Quando as pessoas perguntam-me sobre meus pensamentos acerca do Rio de Janeiro, sinto sempre um certo desconforto. Carioca desterrado, sei como supostamente devo responder: com tristeza, desapontamento e, talvez, raiva. Invariavelmente, entretanto, tento desviar do assunto, ou falar de forma mais neutra possível.
Isso porque, no fundo, a violência na cidade nunca me atingiu diretamente – ou a meus amigos. Meus contemporâneos e eu sempre tivemos relativa indiferença frente aos tiroteios; os horrores dos crimes e suas implicações demoníacas soavam distantes, estrangeiros até. Na verdade, a violência era, simplesmente, um flash que marcava a descontinuidade característica da degradação na antiga capital federal.
Em 2004, quando vim morar em Brasília, anos antes das atuais bestialidades, o Rio de Janeiro era, ao menos para mim, um lugar onde ainda se podia viver. Apesar da violência já latente, creio que as pessoas de minha geração viam os bandidos – e toda a noção de patologia social – como alienígenas. A ardente crença no distanciamento da brutalidade era vista, em nossa entediada consciência “burguesa”, como eco de um acreditar romântico na violência. Para nós, os brutos e assassinos jamais deixariam os morros para se aventurar na maravilhosa Zona Sul. Tais memórias faziam parte de meu imaginário até recentemente.
Semana passada estive no Rio de Janeiro para visitar meus pais e, para dizer o mínimo, fiquei desesperançado. As principais referências ao passado idílico outrora mantidas em minha cabeça simplesmente desapareceram. Hoje, a violência e suas crises estão de tal forma instaladas na cidade que, ouso dizer, transformaram-se no equivalente cultural de música de elevador – tamanha a indiferença com a qual a população trata o problema.
De fato, o carioca é incomum em sua habilidade de atar choques e distúrbios, gradualmente fazendo deles uma coisa neutra. Ao contrario do senso comum, entretanto, o imaginário “bandoleiro” na cultura 021 não é muito diferente dos traficantes com fuzis AR-15 que esbarram em você nos bailes funks ao redor da cidade: as armas e as músicas presentes nesses locais são uma declaração moral, não estética como querem fazer crer certos sociólogos.

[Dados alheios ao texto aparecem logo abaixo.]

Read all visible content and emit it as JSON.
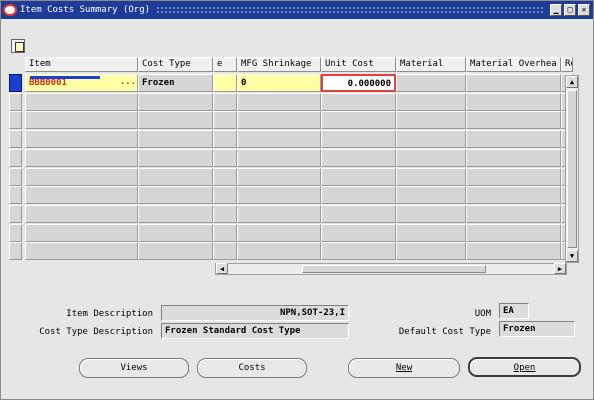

O problema é de tal forma tamanho que alguns organismos internacionais estão elevando os protocolos de segurança adotados para a Cidade Maravilhosa. Por exemplo, a fim de orientar as viagens de seus funcionários, as Nações Unidas têm uma escala de níveis de segurança começando na "Fase 1" (Precaução) e terminando na "Fase 5" (Evacuação). Desde fins de 2006 o Rio de Janeiro foi classificado como local "Fase 1". Dessa forma, funcionários em viagem para lá, mesmo que a passeio, precisam preencher um formulário avisando o Departamento de Segurança da ONU quando ocorrerá o “passeio”, em que vôo e horários, qual o local de hospedagem, quais os acompanhantes, e qual a data de retorno. Tudo isso no intuito de possibilitar a evacuação do funcionário com rapidez e segurança caso seja agravada a situação.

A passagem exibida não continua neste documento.